L’année 2016 sera de nouveau compliquée. Une baisse de l’offre européenne est annoncée et le nouveau stockage privé de janvier 2016 risque de décaler l’offre vers le second trimestre. Le prix de l’aliment devrait bénéficier d’un stock important de céréales et d’une détente significative du prix du soja. Miser sur une année à l’équilibre est délicat, mais c’est possible. On note aussi que la crise a aussi un impact sur les producteurs du nord de l’UE qui affichent de très mauvais résultats économiques (baisse de cheptel en Allemagne). Reste l’inconnue du comportement de l’Espagne dont la hausse de production est en grande partie responsable de la situation actuelle.

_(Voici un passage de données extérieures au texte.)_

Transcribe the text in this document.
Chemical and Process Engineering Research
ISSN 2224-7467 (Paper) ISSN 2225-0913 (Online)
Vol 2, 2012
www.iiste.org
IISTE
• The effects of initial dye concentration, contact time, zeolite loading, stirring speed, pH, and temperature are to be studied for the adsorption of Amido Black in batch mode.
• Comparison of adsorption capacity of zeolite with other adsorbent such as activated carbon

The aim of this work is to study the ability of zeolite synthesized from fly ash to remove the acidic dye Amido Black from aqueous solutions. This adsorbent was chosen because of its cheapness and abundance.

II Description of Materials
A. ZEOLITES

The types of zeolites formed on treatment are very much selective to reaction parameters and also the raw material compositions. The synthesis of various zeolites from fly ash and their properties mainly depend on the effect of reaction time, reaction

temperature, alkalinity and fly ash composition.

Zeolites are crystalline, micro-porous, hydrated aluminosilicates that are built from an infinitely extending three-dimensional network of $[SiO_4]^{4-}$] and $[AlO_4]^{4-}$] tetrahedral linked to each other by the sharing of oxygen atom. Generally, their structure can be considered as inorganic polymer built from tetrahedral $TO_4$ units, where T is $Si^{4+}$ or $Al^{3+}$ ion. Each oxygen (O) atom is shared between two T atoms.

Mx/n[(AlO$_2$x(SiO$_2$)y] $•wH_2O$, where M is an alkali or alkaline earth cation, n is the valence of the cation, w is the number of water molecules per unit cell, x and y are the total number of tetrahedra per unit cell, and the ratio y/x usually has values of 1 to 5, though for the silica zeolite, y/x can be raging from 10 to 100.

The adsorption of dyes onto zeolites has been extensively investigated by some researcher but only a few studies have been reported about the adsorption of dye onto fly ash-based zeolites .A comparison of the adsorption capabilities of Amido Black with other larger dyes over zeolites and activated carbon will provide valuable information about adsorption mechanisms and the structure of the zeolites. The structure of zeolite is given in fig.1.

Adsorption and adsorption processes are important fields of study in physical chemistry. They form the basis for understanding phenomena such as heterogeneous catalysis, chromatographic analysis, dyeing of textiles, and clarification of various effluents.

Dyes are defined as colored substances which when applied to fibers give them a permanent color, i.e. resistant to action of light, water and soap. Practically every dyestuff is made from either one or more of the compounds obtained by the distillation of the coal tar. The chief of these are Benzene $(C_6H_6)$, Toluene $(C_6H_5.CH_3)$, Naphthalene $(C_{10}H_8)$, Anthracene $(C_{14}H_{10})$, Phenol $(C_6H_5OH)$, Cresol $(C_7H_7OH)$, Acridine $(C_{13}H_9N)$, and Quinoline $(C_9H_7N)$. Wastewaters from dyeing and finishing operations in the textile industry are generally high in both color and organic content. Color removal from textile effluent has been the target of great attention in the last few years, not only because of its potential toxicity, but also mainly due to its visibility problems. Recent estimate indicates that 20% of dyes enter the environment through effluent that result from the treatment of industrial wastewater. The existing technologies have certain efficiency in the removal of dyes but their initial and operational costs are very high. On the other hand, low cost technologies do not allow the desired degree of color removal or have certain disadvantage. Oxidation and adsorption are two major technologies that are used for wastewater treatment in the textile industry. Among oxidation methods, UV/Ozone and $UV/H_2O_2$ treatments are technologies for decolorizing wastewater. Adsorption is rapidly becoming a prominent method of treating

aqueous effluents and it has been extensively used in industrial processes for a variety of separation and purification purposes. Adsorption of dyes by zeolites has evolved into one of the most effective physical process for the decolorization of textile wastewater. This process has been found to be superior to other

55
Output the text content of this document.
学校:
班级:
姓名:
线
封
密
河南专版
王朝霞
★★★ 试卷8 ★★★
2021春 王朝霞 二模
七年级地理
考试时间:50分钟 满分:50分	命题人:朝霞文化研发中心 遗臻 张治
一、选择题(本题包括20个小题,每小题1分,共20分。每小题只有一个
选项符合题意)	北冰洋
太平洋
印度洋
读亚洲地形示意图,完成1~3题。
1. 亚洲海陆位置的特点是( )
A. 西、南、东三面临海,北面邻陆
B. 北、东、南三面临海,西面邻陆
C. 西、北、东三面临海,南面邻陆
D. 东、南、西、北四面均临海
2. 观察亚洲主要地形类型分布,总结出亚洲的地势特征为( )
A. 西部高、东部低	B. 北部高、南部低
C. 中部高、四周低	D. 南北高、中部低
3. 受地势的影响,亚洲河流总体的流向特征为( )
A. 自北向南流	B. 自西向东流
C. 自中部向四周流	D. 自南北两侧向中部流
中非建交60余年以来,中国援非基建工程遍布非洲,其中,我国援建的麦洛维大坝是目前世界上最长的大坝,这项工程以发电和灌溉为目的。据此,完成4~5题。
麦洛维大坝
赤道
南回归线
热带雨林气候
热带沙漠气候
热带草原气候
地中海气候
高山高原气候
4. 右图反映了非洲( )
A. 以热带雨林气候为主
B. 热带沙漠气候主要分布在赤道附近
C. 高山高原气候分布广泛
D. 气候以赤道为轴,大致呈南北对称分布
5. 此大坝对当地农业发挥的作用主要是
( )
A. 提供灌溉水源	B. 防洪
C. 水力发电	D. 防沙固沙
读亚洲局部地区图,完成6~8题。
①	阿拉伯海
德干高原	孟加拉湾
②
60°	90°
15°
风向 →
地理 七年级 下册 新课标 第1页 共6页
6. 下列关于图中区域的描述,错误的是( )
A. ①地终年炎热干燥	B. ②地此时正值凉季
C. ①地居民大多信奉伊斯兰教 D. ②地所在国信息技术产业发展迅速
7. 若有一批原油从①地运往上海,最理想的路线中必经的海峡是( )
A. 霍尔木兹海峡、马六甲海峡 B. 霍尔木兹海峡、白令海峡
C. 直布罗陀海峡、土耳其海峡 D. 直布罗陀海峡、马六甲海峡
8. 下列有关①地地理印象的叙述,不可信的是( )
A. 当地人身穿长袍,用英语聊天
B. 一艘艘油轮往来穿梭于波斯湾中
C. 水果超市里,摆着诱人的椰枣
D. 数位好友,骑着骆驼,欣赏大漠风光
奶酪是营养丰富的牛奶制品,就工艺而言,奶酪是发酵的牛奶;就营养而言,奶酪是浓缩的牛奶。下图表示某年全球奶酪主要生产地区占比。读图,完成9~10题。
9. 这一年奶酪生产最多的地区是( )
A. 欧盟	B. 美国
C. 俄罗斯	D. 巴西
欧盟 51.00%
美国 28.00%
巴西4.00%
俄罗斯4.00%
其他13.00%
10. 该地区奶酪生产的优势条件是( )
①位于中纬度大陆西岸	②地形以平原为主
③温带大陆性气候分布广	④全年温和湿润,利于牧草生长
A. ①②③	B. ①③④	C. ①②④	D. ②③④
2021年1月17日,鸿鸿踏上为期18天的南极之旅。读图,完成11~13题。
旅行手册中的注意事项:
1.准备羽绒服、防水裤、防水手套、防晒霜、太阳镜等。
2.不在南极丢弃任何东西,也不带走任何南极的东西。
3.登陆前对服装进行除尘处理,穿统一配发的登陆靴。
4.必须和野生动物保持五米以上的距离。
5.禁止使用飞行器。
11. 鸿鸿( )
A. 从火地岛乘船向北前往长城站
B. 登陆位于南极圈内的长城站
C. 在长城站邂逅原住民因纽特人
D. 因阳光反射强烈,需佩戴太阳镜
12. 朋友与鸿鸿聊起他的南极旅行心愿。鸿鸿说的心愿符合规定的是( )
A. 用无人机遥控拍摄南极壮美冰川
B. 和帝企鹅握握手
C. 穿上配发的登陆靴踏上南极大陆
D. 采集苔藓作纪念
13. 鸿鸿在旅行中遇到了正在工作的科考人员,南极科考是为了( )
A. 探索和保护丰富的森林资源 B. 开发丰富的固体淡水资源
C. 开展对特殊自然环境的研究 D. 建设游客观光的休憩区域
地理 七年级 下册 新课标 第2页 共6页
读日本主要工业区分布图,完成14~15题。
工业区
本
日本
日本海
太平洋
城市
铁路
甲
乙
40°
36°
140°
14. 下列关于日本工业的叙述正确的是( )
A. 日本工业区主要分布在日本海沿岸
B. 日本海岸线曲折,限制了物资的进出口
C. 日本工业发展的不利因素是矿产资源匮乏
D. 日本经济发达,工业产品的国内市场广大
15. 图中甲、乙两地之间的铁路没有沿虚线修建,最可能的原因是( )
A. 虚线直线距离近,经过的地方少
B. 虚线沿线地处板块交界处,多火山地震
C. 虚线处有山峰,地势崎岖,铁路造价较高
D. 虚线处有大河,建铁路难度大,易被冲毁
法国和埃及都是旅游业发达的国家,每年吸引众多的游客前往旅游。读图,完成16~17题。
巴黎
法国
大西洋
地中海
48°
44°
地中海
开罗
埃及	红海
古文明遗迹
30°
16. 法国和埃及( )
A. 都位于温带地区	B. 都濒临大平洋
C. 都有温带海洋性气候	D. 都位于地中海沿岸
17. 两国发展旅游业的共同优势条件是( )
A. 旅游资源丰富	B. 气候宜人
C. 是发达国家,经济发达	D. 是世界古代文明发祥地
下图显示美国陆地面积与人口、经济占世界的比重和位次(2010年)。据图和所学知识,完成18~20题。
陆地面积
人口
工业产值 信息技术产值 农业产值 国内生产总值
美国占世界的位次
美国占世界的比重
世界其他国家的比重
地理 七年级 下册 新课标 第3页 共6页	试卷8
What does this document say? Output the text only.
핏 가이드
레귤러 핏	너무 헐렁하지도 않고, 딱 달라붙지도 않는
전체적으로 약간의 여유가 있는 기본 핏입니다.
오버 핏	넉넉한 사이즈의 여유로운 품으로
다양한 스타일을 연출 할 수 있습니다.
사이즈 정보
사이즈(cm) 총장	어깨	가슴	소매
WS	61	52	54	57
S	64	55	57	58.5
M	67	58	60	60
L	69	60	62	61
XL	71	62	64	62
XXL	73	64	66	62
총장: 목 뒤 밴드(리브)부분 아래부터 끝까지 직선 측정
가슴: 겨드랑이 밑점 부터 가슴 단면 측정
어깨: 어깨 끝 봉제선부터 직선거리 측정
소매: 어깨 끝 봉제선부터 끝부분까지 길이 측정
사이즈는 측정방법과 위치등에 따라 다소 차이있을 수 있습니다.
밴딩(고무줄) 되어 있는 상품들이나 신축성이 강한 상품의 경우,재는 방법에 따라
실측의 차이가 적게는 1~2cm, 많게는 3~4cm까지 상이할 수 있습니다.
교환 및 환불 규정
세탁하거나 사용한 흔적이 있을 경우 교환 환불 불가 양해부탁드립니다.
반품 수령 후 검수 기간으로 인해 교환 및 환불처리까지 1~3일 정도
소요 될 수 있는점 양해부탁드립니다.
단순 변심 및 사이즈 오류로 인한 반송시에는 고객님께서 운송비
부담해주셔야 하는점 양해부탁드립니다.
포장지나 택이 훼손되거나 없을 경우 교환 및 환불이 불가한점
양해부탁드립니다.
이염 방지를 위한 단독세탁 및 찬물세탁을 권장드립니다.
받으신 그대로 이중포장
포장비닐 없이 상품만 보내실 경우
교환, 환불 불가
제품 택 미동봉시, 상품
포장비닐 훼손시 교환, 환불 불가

Le niveau des cours va aussi dépendre de la demande asiatique (Chine) et de la compétitivité de l’UE à l’export face à ses concurrents, USA notamment dont la production est aussi très élevée. Dans un tel cadre, l’adaptation de la filière dans de nombreux domaines restera encore d’actualité pour enfin se donner des avantages comparatifs. Un accompagnement politique reste nécessaire sur certains points : origine des produits transformés, réouverture en Russie (régionalisation), baisse des charges. Les décisions à venir seront nécessaires. Aujourd’hui, la production porcine traverse une période de rupture déjà difficile pour les producteurs, mais les conséquences bien seront plus graves si rien ne bouge.